Rechtspraak
Klager beklaagt zich over de wijze waarop verweerder klagers belangen behartigd heeft in een strafzaak.
Klager beklaagt zich over het feit dat een zogenoemde "vrijbrief” niet door verweerder aan hem is geretourneerd. Nu niet is komen vast te staan dat verweerder deze brief in zijn bezit heeft gehad, wordt het klachtonderdeel ongegrond verklaard.

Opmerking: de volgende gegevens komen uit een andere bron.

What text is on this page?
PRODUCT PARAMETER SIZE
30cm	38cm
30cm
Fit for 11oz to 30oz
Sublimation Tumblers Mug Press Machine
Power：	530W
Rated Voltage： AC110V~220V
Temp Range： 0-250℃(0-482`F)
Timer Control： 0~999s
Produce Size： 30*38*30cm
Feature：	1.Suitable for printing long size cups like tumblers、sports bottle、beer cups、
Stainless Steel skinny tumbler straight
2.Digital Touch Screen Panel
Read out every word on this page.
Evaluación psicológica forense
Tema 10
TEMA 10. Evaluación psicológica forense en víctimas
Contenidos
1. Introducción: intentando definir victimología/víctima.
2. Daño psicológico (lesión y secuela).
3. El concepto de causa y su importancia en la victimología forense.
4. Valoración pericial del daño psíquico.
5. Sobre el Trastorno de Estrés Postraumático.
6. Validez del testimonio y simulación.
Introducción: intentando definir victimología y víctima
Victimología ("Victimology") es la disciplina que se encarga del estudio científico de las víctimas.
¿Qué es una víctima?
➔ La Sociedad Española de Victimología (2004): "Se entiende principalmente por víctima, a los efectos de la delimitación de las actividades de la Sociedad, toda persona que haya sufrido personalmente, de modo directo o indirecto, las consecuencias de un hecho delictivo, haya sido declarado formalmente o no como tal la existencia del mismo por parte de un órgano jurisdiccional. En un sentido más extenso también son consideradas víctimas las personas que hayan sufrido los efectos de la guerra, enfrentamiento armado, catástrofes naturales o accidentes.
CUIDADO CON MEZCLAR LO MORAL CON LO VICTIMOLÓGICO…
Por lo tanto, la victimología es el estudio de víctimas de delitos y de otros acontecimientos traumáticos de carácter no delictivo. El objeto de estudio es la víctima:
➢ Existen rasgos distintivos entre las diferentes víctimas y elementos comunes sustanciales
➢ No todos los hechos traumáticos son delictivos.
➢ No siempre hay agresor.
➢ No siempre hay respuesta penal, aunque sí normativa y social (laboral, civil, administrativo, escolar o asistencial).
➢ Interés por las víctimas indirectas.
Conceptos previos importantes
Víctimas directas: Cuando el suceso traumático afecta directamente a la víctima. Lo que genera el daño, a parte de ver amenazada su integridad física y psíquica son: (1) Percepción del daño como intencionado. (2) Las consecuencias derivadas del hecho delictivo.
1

Het niet dadelijk toesturen van een dichtbundel van klager, acht de Raad niet tuchtrechtelijk verwijtbaar. De Raad neemt hierbij in aanmerking de periode die tussen het verzoek en de verzending heeft gezeten en de reden van de latere verzending, zoals door verweerder aangevoerd.
Klager klaagt over het feit dat verweerder hem niet op de hoogte heeft gesteld van het uitstellen van een zitting van 4 oktober 2010, alsmede dat het meervoudig behandelen van zijn zaak aan verweerder te wijten is. Uit de correspondentie die in het klachtdossier aanwezig is, blijkt dat klager op de hoogte was van de door verweerder verzochte aanhouding en de uiteindelijke honorering van het verzoek.
De Raad heeft niet kunnen vaststellen dat het aan verweerder te wijten is dat de strafzaak van klager behandeld is door de meervoudige kamer. Bovendien heeft verweerder onweersproken gesteld dat de politierechter diens zaak niet meer kon behandelen, omdat de Officier van Justitie een onderzoek van zowel een psycholoog als ook een psychiater verzocht heeft.
De klacht wordt ongegrond verklaard.
Klager heeft nog een verzoek gedaan om schadevergoeding. Nog daargelaten de ongegrondheid van de klacht, oordeelt de Raad dat het niet tot de taak van de tuchtrechter behoort om te oordelen over een dergelijk verzoek.